Contrary to expectations, there is a happy ending to this sad interview story: after several months when the holidays were approaching, I got a call out of the blue from this same principal. It turned out that while the previously successful interviewee did indeed have a vivacious and friendly personality, this quality in no way gave her the organizational skills necessary for effective teaching – in the classroom, she was according to students (remember what I wrote in the first paragraph?) a bit of a disaster on the structural side of things, to put it mildly. Resulting in the fact that they hadn’t gotten through half their syllabus even after several months of class three times a week. So said person had ‘bubbled herself’ out of a job, and would I like to give it a try?
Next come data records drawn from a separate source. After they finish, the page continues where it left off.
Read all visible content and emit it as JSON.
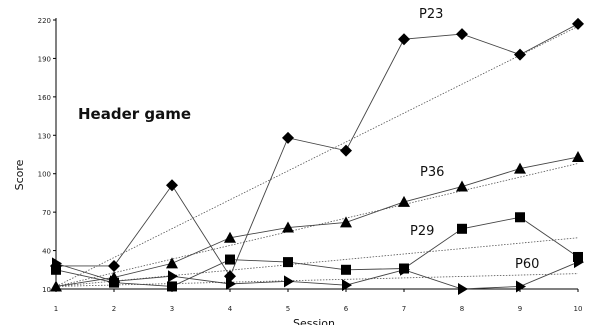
{
  "chart_data": {
    "type": "line",
    "title": "Header game",
    "xlabel": "Session",
    "ylabel": "Score",
    "x": [
      1,
      2,
      3,
      4,
      5,
      6,
      7,
      8,
      9,
      10
    ],
    "xlim": [
      1,
      10
    ],
    "ylim": [
      10,
      220
    ],
    "yticks": [
      10,
      40,
      70,
      100,
      130,
      160,
      190,
      220
    ],
    "grid": false,
    "series": [
      {
        "name": "P23",
        "marker": "diamond",
        "values": [
          28,
          28,
          91,
          20,
          128,
          118,
          205,
          209,
          193,
          217
        ],
        "trend": [
          12,
          215
        ]
      },
      {
        "name": "P36",
        "marker": "triangle-up",
        "values": [
          12,
          19,
          30,
          50,
          58,
          62,
          78,
          90,
          104,
          113
        ],
        "trend": [
          12,
          108
        ]
      },
      {
        "name": "P29",
        "marker": "square",
        "values": [
          25,
          15,
          12,
          33,
          31,
          25,
          26,
          57,
          66,
          35
        ],
        "trend": [
          12,
          50
        ]
      },
      {
        "name": "P60",
        "marker": "triangle-right",
        "values": [
          30,
          16,
          20,
          14,
          16,
          13,
          25,
          10,
          12,
          31
        ],
        "trend": [
          12,
          22
        ]
      }
    ]
  }
}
This time I had no problem giving an appropriately bubbly answer in return – and went on to have one of the most rewarding teaching ‘gigs’ of my working life in Norway. Any moral here? Well, several – foreign speakers at an interview: don’t be so nervous that your inner bubble doesn’t come to the surface – express it freely! And find the courage and take the time to call and ask why if you didn’t get hired. And never give up until the job you really want is yours.